Basel Committee issues consultative document on its review of the Credit Valuation Adjustment risk framework
The Basel Committee on Banking Supervision has today issued a consultative paper on its Review of the Credit Valuation Adjustment Risk Framework. In undertaking this review, the Committee's objectives are to (i) ensure that all important drivers of credit valuation adjustment (CVA) risk and CVA hedges are covered in the Basel regulatory capital standard; (ii) align the capital standard with the fair value measurement of CVA employed under various accounting regimes; and (iii) ensure consistency with the proposed revisions to the market risk framework under the Basel Committee's Fundamental review of the trading book.
The Basel III capital framework already sets out a treatment of CVA risk. It establishes a minimum capital charge to capture the potential mark-to-market losses faced by a bank from the deterioration in a counterparty's creditworthiness. This capital treatment addresses any variability in CVA that arises due to changes in credit spreads but does not take account of variability arising from daily changes in market risk factors (ie account exposure variability).

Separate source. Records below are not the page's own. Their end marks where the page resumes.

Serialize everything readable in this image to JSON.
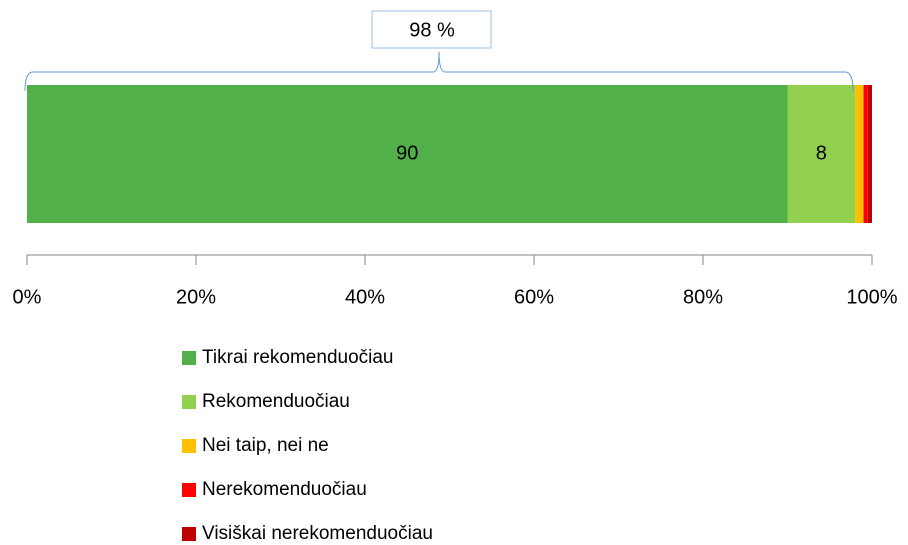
{
  "chart_data": {
    "type": "stacked_barh",
    "categories": [
      null
    ],
    "series": [
      {
        "name": "Tikrai rekomenduočiau",
        "color": "#52b04b",
        "values": [
          90
        ]
      },
      {
        "name": "Rekomenduočiau",
        "color": "#92d050",
        "values": [
          8
        ]
      },
      {
        "name": "Nei taip, nei ne",
        "color": "#ffc000",
        "values": [
          1
        ]
      },
      {
        "name": "Nerekomenduočiau",
        "color": "#ff0000",
        "values": [
          0.5
        ]
      },
      {
        "name": "Visiškai nerekomenduočiau",
        "color": "#c00000",
        "values": [
          0.5
        ]
      }
    ],
    "data_labels": [
      true,
      true,
      false,
      false,
      false
    ],
    "annotation": {
      "label": "98 %",
      "value": 98
    },
    "xlim": [
      0,
      100
    ],
    "xticks": [
      {
        "value": 0,
        "label": "0%"
      },
      {
        "value": 20,
        "label": "20%"
      },
      {
        "value": 40,
        "label": "40%"
      },
      {
        "value": 60,
        "label": "60%"
      },
      {
        "value": 80,
        "label": "80%"
      },
      {
        "value": 100,
        "label": "100%"
      }
    ],
    "legend": "bottom"
  }
}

Today's consultative paper envisages a CVA risk framework that takes into account the market risk exposure component of CVA along with its associated hedges. The regulatory capital requirement for CVA risk would be based on exposure models that banks also use to determine their accounting CVA, subject to conditions intended to reduce potential variability due to risk-weighted asset (RWA) calculations or remaining discrepancies in financial reporting practices across banks and jurisdictions.
The Committee acknowledges that, for a broad range of internationally active banks, accounting CVA is fair-valued through the profit and loss (P&L) account and is sensitive to the same risk factors as instruments held in the trading book. The consultative paper therefore proposes an internal models approach and a standardised approach for CVA risk that have been adapted from the revised market risk framework under the Committee's Fundamental review of the trading book. A basic approach for CVA risk is also proposed for banks that are less likely to regularly compute CVA sensitivities to a large set of market risk factors, owing to the nature of their trading operations.
Comments on these proposals should be uploaded here by Thursday 1 October 2015. All comments may be published on the website of the Bank for International Settlements unless a respondent requests confidential treatment.